Cette hymne d'Aglaphémos couronne l'entreprise d'Ulysse et sert de conclusion à ce beau livre, aujourd'hui oublié de la plupart des Italiens eux-mêmes, livre d'un artisan qui ne quitta jamais sa profession modeste. Gello fut toute sa vie cordonnier, et rien de plus, car nous dédaignons de rappeler qu'il fut élu membre de l'Académie florentine _des humides_; ce ne sont pas là ses titres; ses titres sont d'avoir porté, dans la métaphysique, la clarté d'un grand sens, le sentiment de la morale et le charme de l'imagination.
L'HISTOIRE MÉMORABLE
DES EXPÉDITIONS FAICTES DEPUIS LE DÉLUGE
Par les Gaulois ou Françoys, depuis la Frāce iusques en Asie, ou Thrace, et en l'orientale partie de l'Europe, et des commodités ou incommodités des divers chemins pour y parvenir et retourner.
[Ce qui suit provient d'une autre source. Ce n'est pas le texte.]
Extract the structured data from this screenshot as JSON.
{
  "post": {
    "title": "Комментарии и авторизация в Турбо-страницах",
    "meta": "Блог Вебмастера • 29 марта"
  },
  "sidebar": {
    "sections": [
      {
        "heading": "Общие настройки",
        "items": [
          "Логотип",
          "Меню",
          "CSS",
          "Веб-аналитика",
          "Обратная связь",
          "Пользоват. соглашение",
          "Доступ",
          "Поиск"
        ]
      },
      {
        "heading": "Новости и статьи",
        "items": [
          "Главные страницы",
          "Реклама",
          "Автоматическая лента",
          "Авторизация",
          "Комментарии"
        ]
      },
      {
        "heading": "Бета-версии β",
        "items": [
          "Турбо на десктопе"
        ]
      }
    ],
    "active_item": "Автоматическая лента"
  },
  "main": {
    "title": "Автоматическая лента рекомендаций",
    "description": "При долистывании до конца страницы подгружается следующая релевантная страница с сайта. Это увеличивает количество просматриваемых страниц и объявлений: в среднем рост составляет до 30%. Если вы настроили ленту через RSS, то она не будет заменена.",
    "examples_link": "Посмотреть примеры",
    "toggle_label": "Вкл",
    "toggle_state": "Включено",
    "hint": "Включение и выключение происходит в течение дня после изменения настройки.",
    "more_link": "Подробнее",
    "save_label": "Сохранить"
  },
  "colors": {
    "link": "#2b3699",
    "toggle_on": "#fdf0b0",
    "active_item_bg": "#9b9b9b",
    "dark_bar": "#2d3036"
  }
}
Le tout en brief ou épitome, pour monstrer avec quelz moyens l'empire des infidèles peult et doibt par eulx estre deffaict. A la fin est l'Apologie de la Gaule contre les malévoles escrivains qui d'icelle ont mal ou négligemment escript, et en après les très anciens Droictz du peuple gallique et de ses princes, par Guillaume Postel. A Paris, chez Sebastien Nivelle, en la rue Saint-Jacques, à l'enseigne des Cicongnes. 1 vol. in-16 de 97 feuillets. (_Très rare._)
(1552.)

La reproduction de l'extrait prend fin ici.